3) Pharma is beginning to appreciate the value of Transfer learning

One of the pleasant surprises from the conference is that there is a general understanding of the value and power of Transfer Learning. Promising approaches in machine learning publications are normally trained and validated with public data sets, and therefore some transfer learning approach would be necessary to test such approaches on proprietary pharmaceutical data. Janssen went even further, suggesting that Pharma companies could form consortiums to share deep learning models, but not proprietary enterprise data. This could be made possible through transfer learning, and might be a great strategy to help accelerate the adoption of machine learning in drug discovery.

4) There’s anxiety that Deep Learning is over-hyped and simply a fad

Despite the general excitement surrounding Deep Learning at the conference, there is still a lot of anxiety and skepticism surrounding the ability of the field to make a significant impact in drug discovery. This is due to several reasons. One reason deals with recent high-profile failures in the field, such as IBM Watson Health’s partnership with MD Anderson, the DeepMind collaboration with the NHS in the UK, and a few negative recent publications such as this medium article (https://medium.com/the-ai-lab/artificial-intelligence-in-drug-discovery-is-overhyped-examples-from-astrazeneca-harvard-315d69a7f863) that highlights examples from AstraZeneca, Harvard, and InSilico Medicine. The other reason is that many veterans in the industry are skeptical of Deep Learning because these same veterans have seen Big Pharma adopt cutting edge technologies such as high throughput screening and massively parallel genome sequencing early, yet the costly and lengthy drug development pipelines have only worsened. The anxiety is understandable, but representatives from companies such as BERG, Genentech, and Roche mentioned that Deep Learning is here to stay and Pharma has to modernize due to the ‘disruption’ the field has caused in other industries such as self driving vehicles.

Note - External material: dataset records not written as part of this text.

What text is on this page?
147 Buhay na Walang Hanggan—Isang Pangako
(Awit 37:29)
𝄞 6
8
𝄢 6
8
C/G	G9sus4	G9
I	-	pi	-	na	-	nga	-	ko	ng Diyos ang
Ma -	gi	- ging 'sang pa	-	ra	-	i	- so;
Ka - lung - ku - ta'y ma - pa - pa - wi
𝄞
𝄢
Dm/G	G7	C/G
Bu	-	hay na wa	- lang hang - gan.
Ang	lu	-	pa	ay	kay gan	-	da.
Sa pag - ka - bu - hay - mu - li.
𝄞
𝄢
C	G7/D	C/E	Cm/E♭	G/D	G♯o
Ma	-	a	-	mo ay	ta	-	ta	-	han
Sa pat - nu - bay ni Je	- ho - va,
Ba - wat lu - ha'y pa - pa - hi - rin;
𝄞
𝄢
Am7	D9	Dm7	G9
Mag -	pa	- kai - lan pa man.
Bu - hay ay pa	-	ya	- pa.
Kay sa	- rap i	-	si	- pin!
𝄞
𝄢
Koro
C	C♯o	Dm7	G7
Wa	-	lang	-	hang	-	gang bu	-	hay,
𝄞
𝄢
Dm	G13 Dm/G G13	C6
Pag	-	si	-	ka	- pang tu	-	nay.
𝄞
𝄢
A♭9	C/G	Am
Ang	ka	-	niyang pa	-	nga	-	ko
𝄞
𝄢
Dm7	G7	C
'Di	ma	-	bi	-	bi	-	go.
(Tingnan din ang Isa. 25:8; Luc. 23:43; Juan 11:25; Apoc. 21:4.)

5) No one addressed deep learning model deployment

The conference addressed a wide array of topics which were broadly classified by the conference organizers into the following categories:

  • The fundamentals of setting up a successful machine learning approach in drug discovery
  • Matching AI & Machine Learning to Biopharma’s challenges
  • Enhancing drug discovery productivity with AI & Machine Learning
  • Practical applications of AI & Machine Learning in drug discovery
  • What is the future of AI & Machine Learning in drug discovery

 

None of the talks addressed the practical considerations of how to deploy deep learning models to production. I saw many approaches and initiatives  but I didn’t see any success stories; meaning I didn’t see any examples of how deep learning insights were used to make specific decisions in drug discovery. I did not witness any ideas of how to turn deep learning models to data ‘products’ that help scientists and managers to make recommendations. Although it is the early days of machine learning adoption in Pharma, there are valuable lessons learned from other industries in building machine learning models, (one of my personal favorites is from a Netflix alum https://medium.com/@xamat/10-more-lessons-learned-from-building-real-life-machine-learning-systems-part-ii-93fe7008fa9) many of which are only sensible and obvious with experience. I am emphasizing this point because I firmly believe practical deployment considerations are a bottleneck for the success of Deep Learning initiatives in the Pharma industry. (Would Amazon be Amazon if their product recommendations were flyers they mailed once a month rather than easy to use and consume recommendations from your personalized home page?)